The Yubari melon from Hokkaido is another high-end Japanese fruit that fetches a pretty penny because of the incredibly short growing season in an area that sees heavy snowfall for months at a time in the off-season. These fruits typically sell for about $200, but in 2008 a pair of Yubari King melons fetched an insane amount at auction. The succulent fruits were sold for over $20,000!
If you dine at one of the best sushi spots in Tokyo, you will be served this mouth-watering piece of fish. The fat content from this cut of tuna belly is so high that the heat in your mouth will literally cause it to dissolve on your tongue. You won’t even need to chew.

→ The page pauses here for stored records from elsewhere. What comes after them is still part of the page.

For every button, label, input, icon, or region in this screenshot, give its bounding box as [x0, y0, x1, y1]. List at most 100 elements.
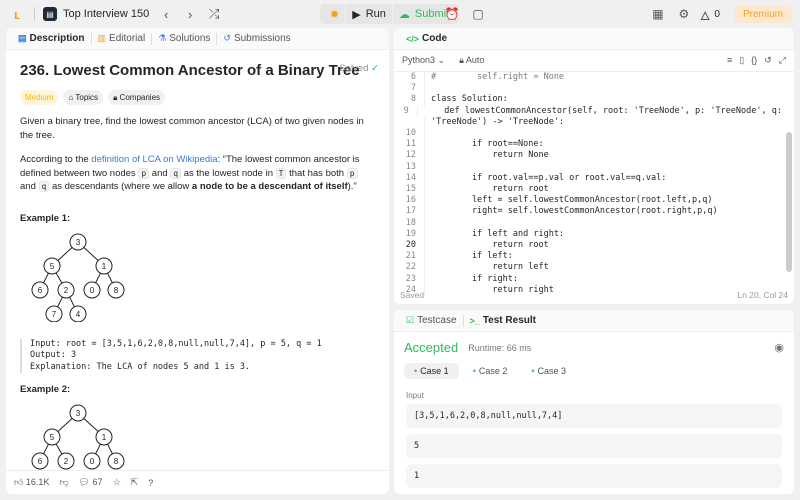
dislike-icon[interactable]: 👎︎	[59, 477, 68, 488]
svg-text:3: 3	[76, 409, 81, 418]
input-root-value: [3,5,1,6,2,0,8,null,null,7,4]	[406, 404, 782, 428]
code-line[interactable]: 16 left = self.lowestCommonAncestor(root…	[394, 195, 782, 207]
run-button[interactable]: ▶ Run	[346, 4, 392, 24]
tab-description[interactable]: ▤ Description	[12, 28, 91, 50]
line-number: 10	[405, 128, 416, 139]
code-line[interactable]: 9 def lowestCommonAncestor(self, root: '…	[394, 105, 782, 117]
bookmark-icon[interactable]: ▯	[739, 55, 744, 66]
auto-mode-toggle[interactable]: 🔒︎ Auto	[459, 55, 484, 66]
tab-testcase[interactable]: ☑ Testcase	[400, 310, 463, 332]
like-button[interactable]: 👍︎ 16.1K	[14, 477, 49, 488]
fire-icon[interactable]: 🜂 0	[700, 4, 720, 24]
share-icon[interactable]: ⇱	[131, 477, 139, 488]
description-panel: ▤ Description ▥ Editorial ⚗ Solutions ↺ Subm…	[6, 28, 389, 494]
code-line[interactable]: 17 right= self.lowestCommonAncestor(root…	[394, 206, 782, 218]
code-text: if left and right:	[424, 228, 564, 241]
code-text: def lowestCommonAncestor(self, root: 'Tr…	[416, 105, 782, 117]
code-line[interactable]: 20 return root	[394, 240, 782, 252]
language-select[interactable]: Python3 ⌄	[402, 55, 445, 66]
play-icon: ▶	[352, 8, 361, 21]
code-line[interactable]: 7	[394, 83, 782, 95]
case-tab-1[interactable]: • Case 1	[404, 363, 459, 379]
editor-scrollbar[interactable]	[786, 132, 792, 272]
result-status: Accepted	[404, 340, 459, 355]
tab-submissions[interactable]: ↺ Submissions	[217, 28, 296, 50]
braces-icon[interactable]: {}	[751, 55, 757, 66]
line-number	[394, 117, 424, 128]
code-line[interactable]: 15 return root	[394, 184, 782, 196]
document-icon: ▤	[18, 33, 27, 43]
svg-text:8: 8	[114, 286, 119, 295]
result-tabs: ☑ Testcase >_ Test Result	[394, 310, 794, 332]
code-editor[interactable]: 6 # self.right = None 7 8 class Solution: 9 d…	[394, 72, 782, 304]
star-icon[interactable]: ☆	[113, 477, 121, 488]
shuffle-icon[interactable]: ⤮	[207, 6, 221, 22]
gear-icon[interactable]: ⚙	[674, 4, 694, 24]
code-text	[424, 161, 431, 173]
code-line[interactable]: 22 return left	[394, 262, 782, 274]
svg-text:3: 3	[76, 238, 81, 247]
problem-list-title[interactable]: Top Interview 150	[63, 8, 149, 20]
check-circle-icon: ✓	[371, 63, 379, 74]
chevron-right-icon[interactable]: ›	[183, 7, 197, 22]
code-line[interactable]: 18	[394, 217, 782, 229]
description-tabs: ▤ Description ▥ Editorial ⚗ Solutions ↺ Subm…	[6, 28, 389, 50]
line-number: 11	[405, 139, 416, 150]
code-line[interactable]: 'TreeNode') -> 'TreeNode':	[394, 116, 782, 129]
case-tab-3[interactable]: • Case 3	[521, 363, 576, 379]
code-line[interactable]: 8 class Solution:	[394, 94, 782, 106]
code-icon: </>	[406, 33, 420, 44]
premium-button[interactable]: Premium	[733, 5, 792, 23]
svg-text:2: 2	[64, 457, 69, 466]
input-p-value: 5	[406, 434, 782, 458]
companies-chip[interactable]: 🔒︎ Companies	[108, 89, 166, 106]
problem-list-icon[interactable]: ▤	[43, 7, 57, 21]
svg-text:1: 1	[102, 433, 107, 442]
code-line[interactable]: 14 if root.val==p.val or root.val==q.val…	[394, 172, 782, 185]
code-header: </> Code	[394, 28, 794, 50]
line-number: 15	[405, 184, 416, 195]
code-line[interactable]: 11 if root==None:	[394, 139, 782, 151]
line-number: 14	[405, 172, 416, 183]
svg-text:8: 8	[114, 457, 119, 466]
tab-editorial[interactable]: ▥ Editorial	[92, 28, 152, 50]
code-line[interactable]: 12 return None	[394, 150, 782, 162]
code-line[interactable]: 19 if left and right:	[394, 228, 782, 241]
comments-button[interactable]: 💬︎ 67	[79, 477, 103, 488]
layout-icon[interactable]: ▦	[648, 4, 668, 24]
code-line[interactable]: 21 if left:	[394, 251, 782, 263]
code-text: left = self.lowestCommonAncestor(root.le…	[424, 195, 712, 207]
list-icon[interactable]: ≡	[727, 55, 732, 66]
case-tab-2[interactable]: • Case 2	[463, 363, 518, 379]
timer-icon[interactable]: ⏰	[442, 4, 462, 24]
tab-test-result[interactable]: >_ Test Result	[464, 310, 542, 332]
flask-icon: ⚗	[158, 33, 167, 43]
help-icon[interactable]: ?	[148, 478, 153, 488]
logo-icon[interactable]: ʟ	[8, 5, 26, 23]
tab-code[interactable]: </> Code	[400, 28, 453, 50]
code-line[interactable]: 10	[394, 128, 782, 140]
expand-icon[interactable]: ⤢	[779, 55, 786, 66]
topics-chip[interactable]: ⌂ Topics	[63, 89, 104, 106]
note-icon[interactable]: ▢	[468, 4, 488, 24]
tab-solutions[interactable]: ⚗ Solutions	[152, 28, 216, 50]
input-label: Input	[406, 391, 424, 400]
code-panel: </> Code Python3 ⌄ 🔒︎ Auto ≡ ▯ {} ↺ ⤢ 6 # …	[394, 28, 794, 304]
chevron-left-icon[interactable]: ‹	[159, 7, 173, 22]
code-line[interactable]: 23 if right:	[394, 273, 782, 285]
eye-icon[interactable]: ◉	[774, 341, 784, 354]
editor-toolbar: Python3 ⌄ 🔒︎ Auto ≡ ▯ {} ↺ ⤢	[394, 50, 794, 72]
thumbs-up-icon: 👍︎	[14, 477, 24, 487]
runtime-text: Runtime: 66 ms	[468, 342, 532, 353]
debug-button[interactable]: ✹	[324, 4, 345, 24]
wikipedia-link[interactable]: definition of LCA on Wikipedia	[91, 154, 217, 165]
reset-icon[interactable]: ↺	[764, 55, 772, 66]
svg-text:0: 0	[90, 457, 95, 466]
editor-status: Saved Ln 20, Col 24	[400, 290, 788, 300]
code-line[interactable]: 6 # self.right = None	[394, 72, 782, 84]
svg-text:7: 7	[52, 310, 57, 319]
code-line[interactable]: 13	[394, 161, 782, 173]
example-2-tree-image: 3 5 1 6 2 0 8	[31, 404, 125, 470]
difficulty-badge[interactable]: Medium	[20, 89, 59, 106]
book-icon: ▥	[97, 33, 107, 43]
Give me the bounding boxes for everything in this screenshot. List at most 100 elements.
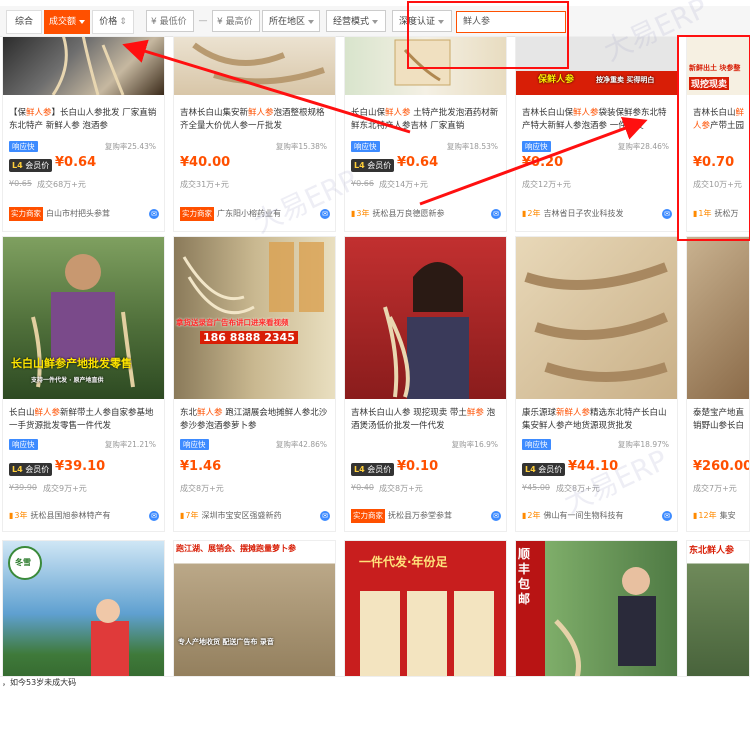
product-image[interactable] xyxy=(174,37,335,95)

When it’s combined with the most intricately prepared rice to make a piece of nigiri, it is something truly special.
Otoro is expensive for many reasons, and it’s not just the skill of the sushi master who uses this cut of tuna to make your sushi. Bluefin tuna is becoming increasingly rare, and that’s why it’s not uncommon to see one of these massive fish fetch insane prices during the early morning hours when the auctions are held at Tsukiji market. Then of course it has to be cut, aged and stored in perfect temperature as to not let the moisture damage the meat. All that, plus the effort it took the fisherman to catch one of these massive 500 to 1,000 pound beasts, adds to the price.
A sushi restaurant owner named Kiyoshi Kimura paid $1.76 million USD in 2013 at a Tsukiji auction for a bluefin that weighed 489 pounds. Kimura had paid $736,000 for a 593-pound tuna at Tsukiji just a year earlier.
3 Kaiseki Cuisine
The ancient art of kaiseki cuisine dates back hundreds of years, and it is just that - an art. The delicate preparation and plating of this multi course traditional meal is truly a site to behold. Of course, if only the finest ingredients by the best chefs are used then it is going to be expensive.
A high quality meal will cost over $100 USD and sometimes as much as $340 USD. This is the Japanese version of haute cuisine. It’s particularly popular in Kyoto, which is quite fitting seeing as both the city of Kyoto and kaiseki cuisine are famous for being similar to what you would see in Japan in the Meiji era or Edo period.
You wouldn’t think of tempura as being a luxurious item on the dinner table, and perhaps you have even made it at home. However, you aren’t a tempura master with 40 years of training with the freshest and most high quality ingredients on hand.
A tempura restaurant with a Michelin star might even cost near $100 – that’s incredibly expensive since tempura is something many associate with being akin to fast food. This is what you can expect from a food-obsessed nation of Japan. Even something not seen as being fancy can become luxurious when skill and world-class ingredients are added to the mix.
Suppon is the Japanese name for soft-shelled turtle. These creatures certainly look weird, but they sure are tasty. The fatty gelatinous meat from these river dwellers makes it a prized delicacy. It’s said to be great for a person’s skin because of the collagen in the meat.
The heart is often mixed with sake and the eggs are even eaten raw. Japanese say both these parts of the suppon will greatly increase sex dive and improve a man’s virility. A full suppon set meal is not cheap. Expect to pay over $100 USD to partake in trying every bit of this creature in numerous dishes, such as nabe or yaki suppon.